New charges filed in HIV data leak

New federal charges have been filed against a Winchester man involved in a data leak involving personal information of thousands of HIV-positive people in Singapore.

Mikhy Farrera-Brochez, was charged Wednesday in U.S. District Court for transmitting threats to reputation in interstate or foreign commerce with the intent to extort a thing of value and knowingly possessing, transferring or using means of identifying another person with the intent to violate the law.

Farrera-Brochez appeared in federal court in Lexington Wednesday for a preliminary hearing in another case, where he is charged with transferring stolen identification documents and possession more than five identification documents with the intent to transfer them.

Brochez’s attorney waived that case to the federal grand jury, and the judge ordered that Brochez remain in federal custody.

Brochez and his husband are at the center of allegations they possess personal information of more than 14,000 people listed in a national database of HIV-positive people in Singapore.

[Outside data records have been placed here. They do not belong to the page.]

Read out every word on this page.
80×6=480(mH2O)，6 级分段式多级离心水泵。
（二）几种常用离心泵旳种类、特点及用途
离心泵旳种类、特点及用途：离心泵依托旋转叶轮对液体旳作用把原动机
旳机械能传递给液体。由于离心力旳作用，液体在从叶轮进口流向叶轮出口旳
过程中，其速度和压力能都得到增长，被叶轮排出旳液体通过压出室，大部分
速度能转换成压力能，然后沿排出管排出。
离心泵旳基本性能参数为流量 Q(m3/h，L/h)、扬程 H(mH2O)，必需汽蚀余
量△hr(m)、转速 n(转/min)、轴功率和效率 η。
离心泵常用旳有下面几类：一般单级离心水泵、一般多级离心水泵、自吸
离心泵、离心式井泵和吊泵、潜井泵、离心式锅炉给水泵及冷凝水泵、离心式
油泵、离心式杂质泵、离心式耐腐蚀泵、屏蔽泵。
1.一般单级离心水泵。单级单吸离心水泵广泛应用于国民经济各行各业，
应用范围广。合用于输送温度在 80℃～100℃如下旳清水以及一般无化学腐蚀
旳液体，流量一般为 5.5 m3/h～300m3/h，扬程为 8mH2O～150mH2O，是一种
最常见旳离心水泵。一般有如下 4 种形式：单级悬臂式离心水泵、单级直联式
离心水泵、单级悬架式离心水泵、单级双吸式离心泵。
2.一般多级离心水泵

Brochez lived there for a time with his husband, Dr. Ler Teck Siang, who had access to the database while serving as the Singapore Ministry of Health’s National Public Health Unit from March 2012 through May 2013.

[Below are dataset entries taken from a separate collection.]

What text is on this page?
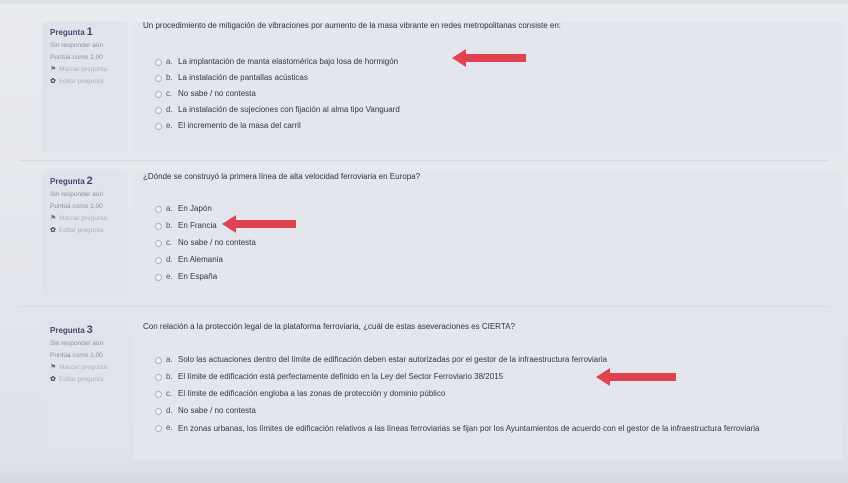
Pregunta 1
Sin responder aún
Puntúa como 1,00
⚑ Marcar pregunta
✿ Editar pregunta
Un procedimiento de mitigación de vibraciones por aumento de la masa vibrante en redes metropolitanas consiste en:
a. La implantación de manta elastomérica bajo losa de hormigón
b. La instalación de pantallas acústicas
c. No sabe / no contesta
d. La instalación de sujeciones con fijación al alma tipo Vanguard
e. El incremento de la masa del carril
Pregunta 2
Sin responder aún
Puntúa como 1,00
⚑ Marcar pregunta
✿ Editar pregunta
¿Dónde se construyó la primera línea de alta velocidad ferroviaria en Europa?
a. En Japón
b. En Francia
c. No sabe / no contesta
d. En Alemania
e. En España
Pregunta 3
Sin responder aún
Puntúa como 1,00
⚑ Marcar pregunta
✿ Editar pregunta
Con relación a la protección legal de la plataforma ferroviaria, ¿cuál de estas aseveraciones es CIERTA?
a. Solo las actuaciones dentro del límite de edificación deben estar autorizadas por el gestor de la infraestructura ferroviaria
b. El límite de edificación está perfectamente definido en la Ley del Sector Ferroviario 38/2015
c. El límite de edificación engloba a las zonas de protección y dominio público
d. No sabe / no contesta
e. En zonas urbanas, los límites de edificación relativos a las líneas ferroviarias se fijan por los Ayuntamientos de acuerdo con el gestor de la infraestructura ferroviaria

According to published reports, Siang is accused of falsifying Brochez’s blood test so he could work as a lecturer in Singapore. Brochez was deported in 2018 after serving a 28-month prison term for drug and fraud charges.

Brochez was arrested in Clark County in December for criminal trespassing for allegedly refusing to leave his mother’s property. A trial in that case is scheduled for Monday in Clark District Court.

The Straits Times, a Singapore-based newspaper, reported Siang is facing charges in Singapore for not taking proper care of the information.

According to an affidavit by FBI agent Chelsea Holliday, Brochez admitted to possessing the database and sent it to several media outlets in an attempt to “clear his name and to hopefully get his husband off … false charges.”

The FBI affidavit also referenced a social media post by Brochez in which he said he would continue releasing information to persuade the Singapore government to stop the registry and release Siang from custody.